Trump wants Israel, Arabs to buddy up against Iran
The new Trump administration is looking to create a new 'NATO' agreement between four Arab nations, where intelligence would be shared openly with Israel.
The new agreement has been proposed to Saudi Arabia, the United Arab Emirates (UAE), Egypt and Jordan and is seen as a formal military alliance against a growing geopolitical threat from Iran.
"Israel's role would likely be intelligence sharing, not training or boots on the ground," one anonymous Arab official told the Wall Street Journal.
"They'd provide intelligence and targets. That's what the Israelis are good at."
The news may be seen as controversial by many in the Arab world, as Saudi Arabia and the UAE currently do not formally share diplomatic relations with Israel.
|When asked about the possibility of a new NATO-style coalition, Israeli prime minister, Benjamin Netanyahu, said he believed it was a "great opportunity for peace".|
Bilateral relations have begun to thaw in recent months however, after a retired Saudi general visited Israel in June to discuss a Saudi-led Arab Peace Initiative.
The unofficial Saudi delegation, led by Dr. Anwar Eshki, met with the Israeli Director-General of the Foreign Ministry, Dore Gold, before later meeting Palestinian President Abbas in Ramallah.
In order to sweeten the intelligence-sharing deal, Washington has been entertaining various key and long-standing demands from the individual states.
Key among these demands is the possibility the US may designate the Muslim Brotherhood a terrorist organisation in a capitulating move towards Cairo.
Egypt has been seen to move towards Iran recently, as its relations with Saudi Arabia have become frayed over a number of regional and economic issues.
|Read more: Leak reveals Egypt 'requested Israeli permission' for islands deal|
In addition to its stance against Iran, Israel also shares a common enmity with the four Arab states against the Muslim Brotherhood and Hamas.
Saudi Arabia has reportedly repeated its request that the US cancel its legislation, allowing the victims of the September 11 bombing to sue the Saudi government.
The new military coalition would receive US support and consultancy in a similar manner to its current involvement in the Yemen conflict.

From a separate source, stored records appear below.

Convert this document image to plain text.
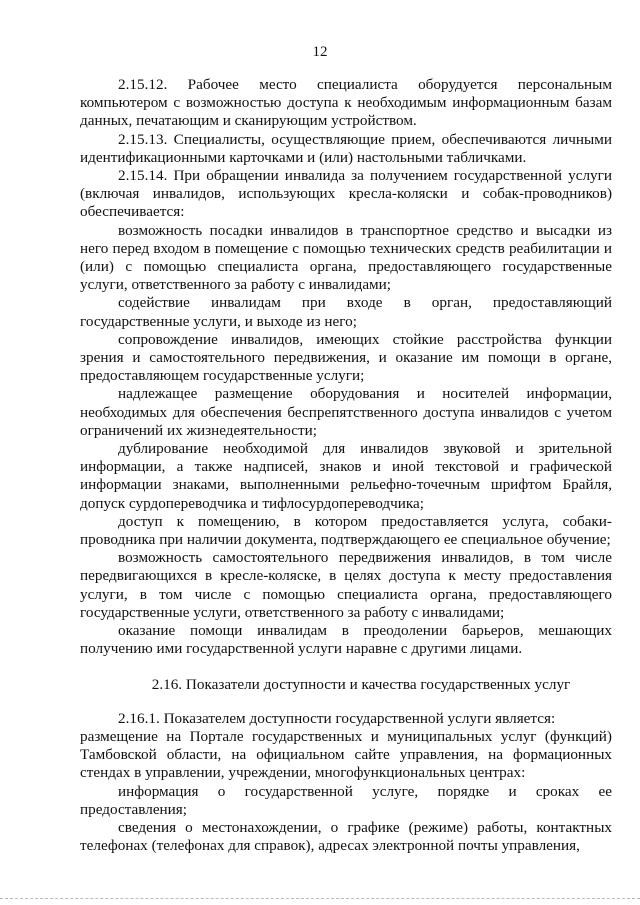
12

2.15.12. Рабочее место специалиста оборудуется персональным компьютером с возможностью доступа к необходимым информационным базам данных, печатающим и сканирующим устройством.

2.15.13. Специалисты, осуществляющие прием, обеспечиваются личными идентификационными карточками и (или) настольными табличками.

2.15.14. При обращении инвалида за получением государственной услуги (включая инвалидов, использующих кресла-коляски и собак-проводников) обеспечивается:

возможность посадки инвалидов в транспортное средство и высадки из него перед входом в помещение с помощью технических средств реабилитации и (или) с помощью специалиста органа, предоставляющего государственные услуги, ответственного за работу с инвалидами;

содействие инвалидам при входе в орган, предоставляющий государственные услуги, и выходе из него;

сопровождение инвалидов, имеющих стойкие расстройства функции зрения и самостоятельного передвижения, и оказание им помощи в органе, предоставляющем государственные услуги;

надлежащее размещение оборудования и носителей информации, необходимых для обеспечения беспрепятственного доступа инвалидов с учетом ограничений их жизнедеятельности;

дублирование необходимой для инвалидов звуковой и зрительной информации, а также надписей, знаков и иной текстовой и графической информации знаками, выполненными рельефно-точечным шрифтом Брайля, допуск сурдопереводчика и тифлосурдопереводчика;

доступ к помещению, в котором предоставляется услуга, собаки-проводника при наличии документа, подтверждающего ее специальное обучение;

возможность самостоятельного передвижения инвалидов, в том числе передвигающихся в кресле-коляске, в целях доступа к месту предоставления услуги, в том числе с помощью специалиста органа, предоставляющего государственные услуги, ответственного за работу с инвалидами;

оказание помощи инвалидам в преодолении барьеров, мешающих получению ими государственной услуги наравне с другими лицами.

2.16. Показатели доступности и качества государственных услуг

2.16.1. Показателем доступности государственной услуги является:

размещение на Портале государственных и муниципальных услуг (функций) Тамбовской области, на официальном сайте управления, на формационных стендах в управлении, учреждении, многофункциональных центрах:

информация о государственной услуге, порядке и сроках ее предоставления;

сведения о местонахождении, о графике (режиме) работы, контактных телефонах (телефонах для справок), адресах электронной почты управления,
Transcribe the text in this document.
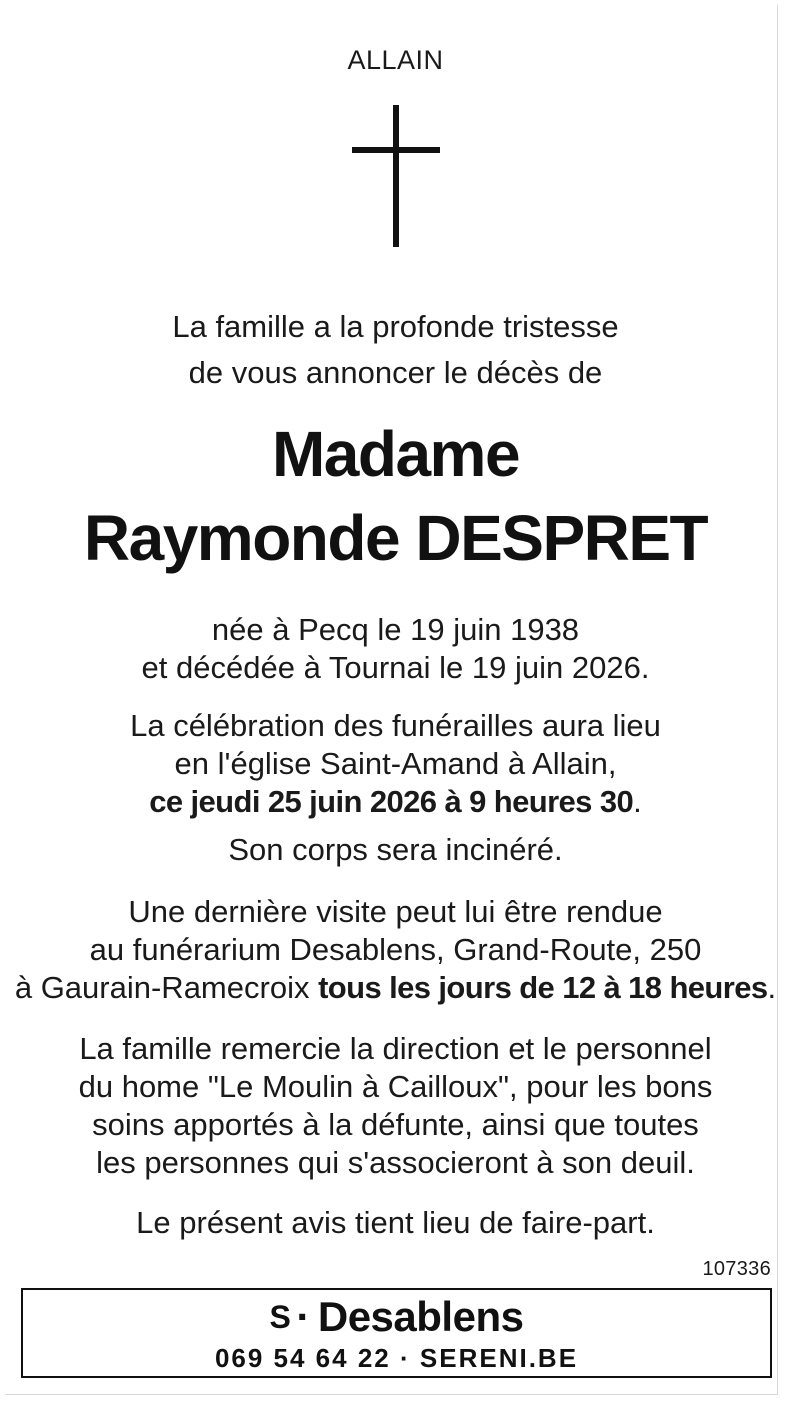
ALLAIN
La famille a la profonde tristesse
de vous annoncer le décès de
Madame
Raymonde DESPRET
née à Pecq le 19 juin 1938
et décédée à Tournai le 19 juin 2026.
La célébration des funérailles aura lieu
en l'église Saint-Amand à Allain,
ce jeudi 25 juin 2026 à 9 heures 30.
Son corps sera incinéré.
Une dernière visite peut lui être rendue
au funérarium Desablens, Grand-Route, 250
à Gaurain-Ramecroix tous les jours de 12 à 18 heures.
La famille remercie la direction et le personnel
du home "Le Moulin à Cailloux", pour les bons
soins apportés à la défunte, ainsi que toutes
les personnes qui s'associeront à son deuil.
Le présent avis tient lieu de faire-part.
107336
S · Desablens
069 54 64 22 · SERENI.BE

Previous attempts at a pan-Arab military force have not met much success. The Arab League agreed in principle to the idea in 2015, but inherent distrust among individual states over commitments has meant that no further action was taken.
When asked about the possibility of a new NATO-style coalition, Israeli prime minister, Binyamin Netanyahu, said he believed it was a "great opportunity for peace".
President Trump said: "It is something that is very different, hasn't been discussed before.
"It's actually a much bigger deal—much more important deal in a sense. It would take in many, many countries and would cover a very large territory."
The idea of a military alliance against Iran was first floated by the ex-security advisor, Michael Flynn at a testimony hearing in Congress in June 2015.